Voyage en Indonésie : Dernières Notes de Java
Selamat Pagi Ami Lecteur,
Comme promis dans mon précédent billet, voici un « petit » résumé de mes derniers jours à Malang.
Après une bonne dizaine de jours durant lesquels la pluie ne nous a pas épargnés – mais alors vraiment pas – et avec quelle vigueur parfois (c’est impressionnant quand même cette saison des pluies ! Surtout quand on n’est pas habitué… OK, il peut arriver qu’il pleuve, de temps en temps à Bordeaux, mais là c’est pire ! enfin bref…), le temps a commencé à bien s’améliorer avec de magnifiques périodes généreusement ensoleillées (où comment avoir les bras rouges –très- rapidement), offrant ainsi des couleurs encore plus éclatantes aux collines volcaniques et la possibilité de belles balades dans les environs.

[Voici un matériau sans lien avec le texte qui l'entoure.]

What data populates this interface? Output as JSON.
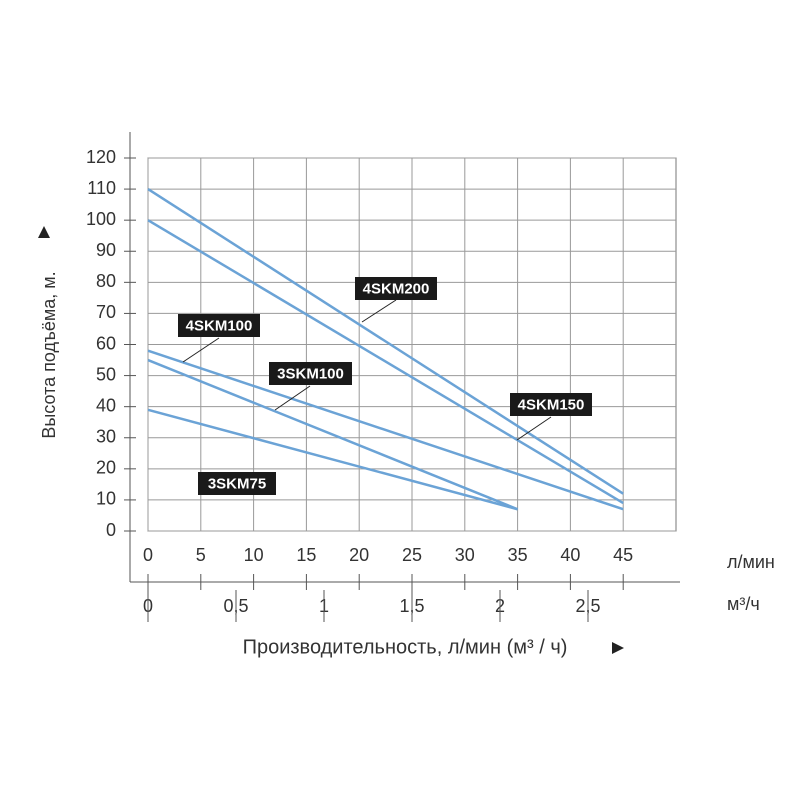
{
  "chart_data": {
    "type": "line",
    "y_label": "Высота подъёма, м.",
    "x_label": "Производительность, л/мин (м³ / ч)",
    "x_unit": "л/мин",
    "x2_unit": "м³/ч",
    "xlim": [
      0,
      50
    ],
    "xticks": [
      0,
      5,
      10,
      15,
      20,
      25,
      30,
      35,
      40,
      45
    ],
    "x2lim": [
      0,
      3
    ],
    "x2ticks": [
      0,
      {
        "value": 0.5,
        "label": "0,5"
      },
      1,
      {
        "value": 1.5,
        "label": "1,5"
      },
      2,
      {
        "value": 2.5,
        "label": "2,5"
      }
    ],
    "ylim": [
      0,
      120
    ],
    "yticks": [
      0,
      10,
      20,
      30,
      40,
      50,
      60,
      70,
      80,
      90,
      100,
      110,
      120
    ],
    "grid": true,
    "series": [
      {
        "name": "4SKM200",
        "color": "#6ba3d6",
        "x": [
          0,
          45
        ],
        "values": [
          110,
          12
        ]
      },
      {
        "name": "4SKM150",
        "color": "#6ba3d6",
        "x": [
          0,
          45
        ],
        "values": [
          100,
          9
        ]
      },
      {
        "name": "4SKM100",
        "color": "#6ba3d6",
        "x": [
          0,
          45
        ],
        "values": [
          58,
          7
        ]
      },
      {
        "name": "3SKM100",
        "color": "#6ba3d6",
        "x": [
          0,
          35
        ],
        "values": [
          55,
          7
        ]
      },
      {
        "name": "3SKM75",
        "color": "#6ba3d6",
        "x": [
          0,
          35
        ],
        "values": [
          39,
          7
        ]
      }
    ]
  }
}
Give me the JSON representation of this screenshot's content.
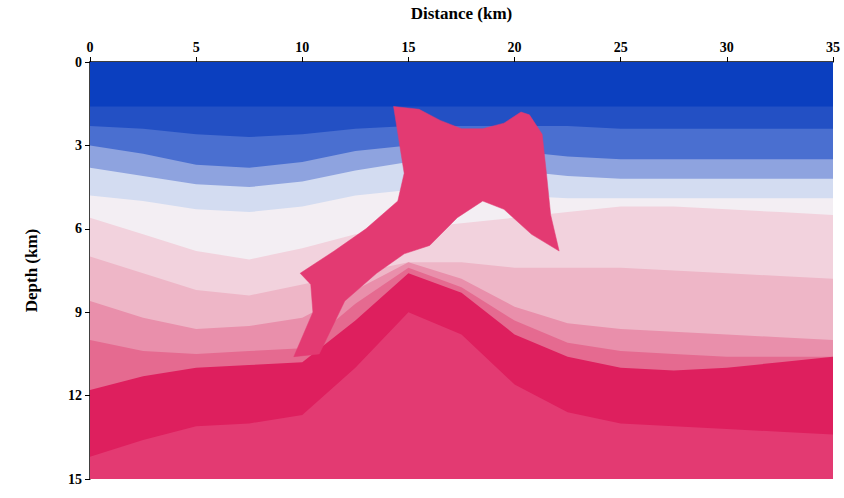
{
  "chart_data": {
    "type": "area",
    "x_label": "Distance (km)",
    "y_label": "Depth (km)",
    "xlim": [
      0,
      35
    ],
    "xticks": [
      0,
      5,
      10,
      15,
      20,
      25,
      30,
      35
    ],
    "ylim": [
      0,
      15
    ],
    "yticks": [
      0,
      3,
      6,
      9,
      12,
      15
    ],
    "grid": false,
    "x": [
      0,
      2.5,
      5,
      7.5,
      10,
      12.5,
      15,
      17.5,
      20,
      22.5,
      25,
      27.5,
      30,
      32.5,
      35
    ],
    "series": [
      {
        "type": "area",
        "color": "#0b3fbf",
        "values": [
          0,
          0,
          0,
          0,
          0,
          0,
          0,
          0,
          0,
          0,
          0,
          0,
          0,
          0,
          0
        ]
      },
      {
        "type": "area",
        "color": "#2350c4",
        "values": [
          1.6,
          1.6,
          1.6,
          1.6,
          1.6,
          1.6,
          1.6,
          1.6,
          1.6,
          1.6,
          1.6,
          1.6,
          1.6,
          1.6,
          1.6
        ]
      },
      {
        "type": "area",
        "color": "#4a6fd0",
        "values": [
          2.3,
          2.4,
          2.6,
          2.7,
          2.6,
          2.4,
          2.3,
          2.3,
          2.3,
          2.3,
          2.4,
          2.4,
          2.4,
          2.4,
          2.4
        ]
      },
      {
        "type": "area",
        "color": "#8ea3df",
        "values": [
          3.0,
          3.3,
          3.7,
          3.8,
          3.6,
          3.2,
          3.0,
          3.0,
          3.2,
          3.4,
          3.5,
          3.5,
          3.5,
          3.5,
          3.5
        ]
      },
      {
        "type": "area",
        "color": "#d3dcf1",
        "values": [
          3.8,
          4.1,
          4.4,
          4.5,
          4.3,
          3.9,
          3.6,
          3.6,
          3.9,
          4.1,
          4.2,
          4.2,
          4.2,
          4.2,
          4.2
        ]
      },
      {
        "type": "area",
        "color": "#f3eef3",
        "values": [
          4.8,
          5.0,
          5.3,
          5.4,
          5.2,
          4.8,
          4.6,
          4.6,
          4.8,
          4.9,
          4.9,
          4.9,
          4.9,
          4.9,
          4.9
        ]
      },
      {
        "type": "area",
        "color": "#f2d2dd",
        "values": [
          5.6,
          6.2,
          6.8,
          7.1,
          6.7,
          6.2,
          6.0,
          5.8,
          5.6,
          5.4,
          5.2,
          5.2,
          5.3,
          5.4,
          5.5
        ]
      },
      {
        "type": "area",
        "color": "#eeb6c7",
        "values": [
          7.0,
          7.6,
          8.2,
          8.4,
          8.0,
          7.6,
          7.2,
          7.2,
          7.4,
          7.4,
          7.4,
          7.5,
          7.6,
          7.7,
          7.8
        ]
      },
      {
        "type": "area",
        "color": "#e98fab",
        "values": [
          8.6,
          9.2,
          9.6,
          9.5,
          9.2,
          8.2,
          7.2,
          7.8,
          8.8,
          9.4,
          9.6,
          9.7,
          9.8,
          9.9,
          10.0
        ]
      },
      {
        "type": "area",
        "color": "#e56a90",
        "values": [
          10.0,
          10.4,
          10.5,
          10.4,
          10.3,
          8.7,
          7.4,
          8.1,
          9.3,
          10.1,
          10.4,
          10.5,
          10.6,
          10.6,
          10.6
        ]
      },
      {
        "type": "area",
        "color": "#de1f5e",
        "values": [
          11.8,
          11.3,
          11.0,
          10.9,
          10.8,
          9.3,
          7.6,
          8.3,
          9.8,
          10.6,
          11.0,
          11.1,
          11.0,
          10.8,
          10.6
        ]
      },
      {
        "type": "area",
        "color": "#e33a72",
        "values": [
          14.2,
          13.6,
          13.1,
          13.0,
          12.7,
          11.0,
          9.0,
          9.8,
          11.6,
          12.6,
          13.0,
          13.1,
          13.2,
          13.3,
          13.4
        ]
      },
      {
        "type": "polygon",
        "color": "#e33a72",
        "x": [
          14.3,
          15.5,
          16.5,
          17.5,
          18.5,
          19.5,
          20.3,
          20.7,
          21.3,
          21.5,
          21.7,
          22.1,
          20.8,
          19.5,
          18.5,
          17.3,
          16.0,
          14.8,
          13.5,
          12.0,
          10.8,
          9.6,
          10.5,
          10.4,
          9.9,
          11.5,
          13.0,
          14.5,
          14.8
        ],
        "values": [
          1.6,
          1.7,
          2.1,
          2.4,
          2.4,
          2.2,
          1.8,
          1.9,
          2.6,
          4.0,
          5.5,
          6.8,
          6.2,
          5.3,
          5.0,
          5.6,
          6.6,
          6.9,
          7.6,
          8.6,
          10.5,
          10.6,
          9.0,
          8.0,
          7.6,
          6.8,
          6.0,
          5.0,
          4.0
        ]
      }
    ]
  }
}
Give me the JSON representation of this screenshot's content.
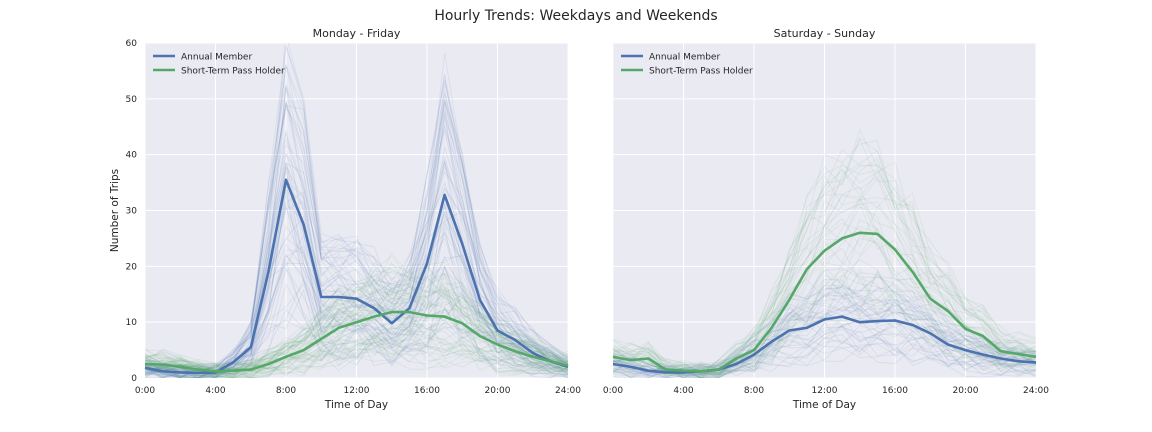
{
  "figure": {
    "title": "Hourly Trends: Weekdays and Weekends"
  },
  "style": {
    "panel_bg": "#EAEAF2",
    "grid": "#FFFFFF",
    "member_color": "#4C72B0",
    "short_term_color": "#55A868",
    "text_color": "#262626"
  },
  "chart_data": [
    {
      "type": "line",
      "title": "Monday - Friday",
      "xlabel": "Time of Day",
      "ylabel": "Number of Trips",
      "xlim": [
        0,
        24
      ],
      "ylim": [
        0,
        60
      ],
      "xticks": [
        0,
        4,
        8,
        12,
        16,
        20,
        24
      ],
      "xtick_labels": [
        "0:00",
        "4:00",
        "8:00",
        "12:00",
        "16:00",
        "20:00",
        "24:00"
      ],
      "yticks": [
        0,
        10,
        20,
        30,
        40,
        50,
        60
      ],
      "ytick_labels": [
        "0",
        "10",
        "20",
        "30",
        "40",
        "50",
        "60"
      ],
      "grid": true,
      "legend": "top-left",
      "x": [
        0,
        1,
        2,
        3,
        4,
        5,
        6,
        7,
        8,
        9,
        10,
        11,
        12,
        13,
        14,
        15,
        16,
        17,
        18,
        19,
        20,
        21,
        22,
        23,
        24
      ],
      "series": [
        {
          "name": "Annual Member",
          "values": [
            1.8,
            1.2,
            1.0,
            0.9,
            1.0,
            2.8,
            5.5,
            19.0,
            35.5,
            27.5,
            14.5,
            14.5,
            14.2,
            12.5,
            9.8,
            12.5,
            20.5,
            32.8,
            24.0,
            14.0,
            8.5,
            6.8,
            4.5,
            3.0,
            2.0
          ]
        },
        {
          "name": "Short-Term Pass Holder",
          "values": [
            2.5,
            2.4,
            2.0,
            1.5,
            1.2,
            1.3,
            1.5,
            2.5,
            3.8,
            5.0,
            7.0,
            9.0,
            10.0,
            11.0,
            11.8,
            11.8,
            11.2,
            11.0,
            9.8,
            7.5,
            6.0,
            4.8,
            3.8,
            3.0,
            2.2
          ]
        }
      ]
    },
    {
      "type": "line",
      "title": "Saturday - Sunday",
      "xlabel": "Time of Day",
      "xlim": [
        0,
        24
      ],
      "ylim": [
        0,
        60
      ],
      "xticks": [
        0,
        4,
        8,
        12,
        16,
        20,
        24
      ],
      "xtick_labels": [
        "0:00",
        "4:00",
        "8:00",
        "12:00",
        "16:00",
        "20:00",
        "24:00"
      ],
      "yticks": [
        0,
        10,
        20,
        30,
        40,
        50,
        60
      ],
      "grid": true,
      "legend": "top-left",
      "x": [
        0,
        1,
        2,
        3,
        4,
        5,
        6,
        7,
        8,
        9,
        10,
        11,
        12,
        13,
        14,
        15,
        16,
        17,
        18,
        19,
        20,
        21,
        22,
        23,
        24
      ],
      "series": [
        {
          "name": "Annual Member",
          "values": [
            2.5,
            2.0,
            1.3,
            1.0,
            1.0,
            1.2,
            1.5,
            2.5,
            4.2,
            6.5,
            8.5,
            9.0,
            10.5,
            11.0,
            10.0,
            10.2,
            10.3,
            9.5,
            8.0,
            6.0,
            5.0,
            4.2,
            3.5,
            3.0,
            2.8
          ]
        },
        {
          "name": "Short-Term Pass Holder",
          "values": [
            3.8,
            3.2,
            3.5,
            1.5,
            1.3,
            1.2,
            1.5,
            3.5,
            5.0,
            9.0,
            14.0,
            19.5,
            22.8,
            25.0,
            26.0,
            25.8,
            23.0,
            19.0,
            14.2,
            12.0,
            8.8,
            7.5,
            4.8,
            4.3,
            3.8
          ]
        }
      ]
    }
  ]
}
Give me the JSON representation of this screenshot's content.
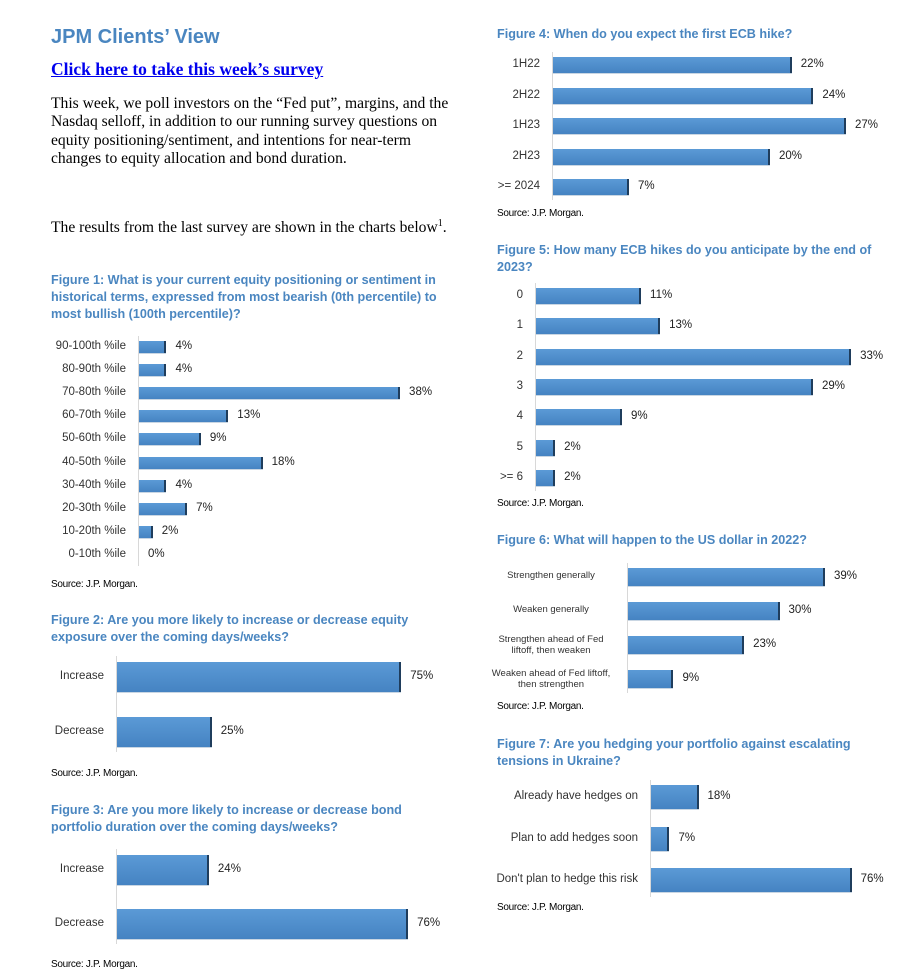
{
  "header": {
    "title": "JPM Clients’ View",
    "survey_link": "Click here to take this week’s survey"
  },
  "intro": {
    "paragraph1": "This week, we poll investors on the “Fed put”, margins, and the Nasdaq selloff, in addition to our running survey questions on equity positioning/sentiment, and intentions for near-term changes to equity allocation and bond duration.",
    "paragraph2": "The results from the last survey are shown in the charts below",
    "footnote": "1"
  },
  "colors": {
    "bar": "#4a8bc9",
    "title": "#4a86c0"
  },
  "chart_data": [
    {
      "type": "bar",
      "orientation": "horizontal",
      "title": "Figure 1: What is your current equity positioning or sentiment in historical terms, expressed from most bearish (0th percentile) to most bullish (100th percentile)?",
      "categories": [
        "90-100th %ile",
        "80-90th %ile",
        "70-80th %ile",
        "60-70th %ile",
        "50-60th %ile",
        "40-50th %ile",
        "30-40th %ile",
        "20-30th %ile",
        "10-20th %ile",
        "0-10th %ile"
      ],
      "values": [
        4,
        4,
        38,
        13,
        9,
        18,
        4,
        7,
        2,
        0
      ],
      "labels": [
        "4%",
        "4%",
        "38%",
        "13%",
        "9%",
        "18%",
        "4%",
        "7%",
        "2%",
        "0%"
      ],
      "source": "Source: J.P. Morgan."
    },
    {
      "type": "bar",
      "orientation": "horizontal",
      "title": "Figure 2: Are you more likely to increase or decrease equity exposure over the coming days/weeks?",
      "categories": [
        "Increase",
        "Decrease"
      ],
      "values": [
        75,
        25
      ],
      "labels": [
        "75%",
        "25%"
      ],
      "source": "Source: J.P. Morgan."
    },
    {
      "type": "bar",
      "orientation": "horizontal",
      "title": "Figure 3: Are you more likely to increase or decrease bond portfolio duration over the coming days/weeks?",
      "categories": [
        "Increase",
        "Decrease"
      ],
      "values": [
        24,
        76
      ],
      "labels": [
        "24%",
        "76%"
      ],
      "source": "Source: J.P. Morgan."
    },
    {
      "type": "bar",
      "orientation": "horizontal",
      "title": "Figure 4: When do you expect the first ECB hike?",
      "categories": [
        "1H22",
        "2H22",
        "1H23",
        "2H23",
        ">= 2024"
      ],
      "values": [
        22,
        24,
        27,
        20,
        7
      ],
      "labels": [
        "22%",
        "24%",
        "27%",
        "20%",
        "7%"
      ],
      "source": "Source: J.P. Morgan."
    },
    {
      "type": "bar",
      "orientation": "horizontal",
      "title": "Figure 5: How many ECB hikes do you anticipate by the end of 2023?",
      "categories": [
        "0",
        "1",
        "2",
        "3",
        "4",
        "5",
        ">= 6"
      ],
      "values": [
        11,
        13,
        33,
        29,
        9,
        2,
        2
      ],
      "labels": [
        "11%",
        "13%",
        "33%",
        "29%",
        "9%",
        "2%",
        "2%"
      ],
      "source": "Source: J.P. Morgan."
    },
    {
      "type": "bar",
      "orientation": "horizontal",
      "title": "Figure 6: What will happen to the US dollar in 2022?",
      "categories": [
        "Strengthen generally",
        "Weaken generally",
        "Strengthen ahead of Fed liftoff, then weaken",
        "Weaken ahead of Fed liftoff, then strengthen"
      ],
      "values": [
        39,
        30,
        23,
        9
      ],
      "labels": [
        "39%",
        "30%",
        "23%",
        "9%"
      ],
      "source": "Source: J.P. Morgan."
    },
    {
      "type": "bar",
      "orientation": "horizontal",
      "title": "Figure 7: Are you hedging your portfolio against escalating tensions in Ukraine?",
      "categories": [
        "Already have hedges on",
        "Plan to add hedges soon",
        "Don't plan to hedge this risk"
      ],
      "values": [
        18,
        7,
        76
      ],
      "labels": [
        "18%",
        "7%",
        "76%"
      ],
      "source": "Source: J.P. Morgan."
    }
  ]
}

Et à propos de balade, il s’est trouvé qu’un jour, à la faveur d’une coupure d’électricité paralysait l’activité du centre (c’est fou ce qu’on est dépendant de la fée électricité !), nous sommes partis avec Tobi, un des volontaires allemands, faire une petite ballade dans les environs et profiter des petits sentiers qui longent les jolis champs cultivés en pente ou en terrasse et qui sentent bon les pins, les bambous (ah bon, ça a une odeur les bambous ?) et les petites fleurs colorées des montagnes.
Bien entendu, nous sommes partis sans carte ni boussole, en décidant de ne faire confiance qu’à notre sens inné de l’orientation (moué…) et aux mesures de distances faites en pifométrie absolue.
Dans les environs de Petun Puntung Pengsun du village ou nous sommes, (Petungsewu, ça y est, ça me reviens !) la plupart des hommes et femmes travaillent dans les champs.
Ainsi la route est jalonnée de maisons en briquettes rouges pour certaines ou en planches de bois pour la plupart, qui trahissent les activités quotidiennes de la famille : linge qui sèche, enfants qui jouent dans la rue, poulets en liberté et riz qui sèche dans des paniers sur les toits.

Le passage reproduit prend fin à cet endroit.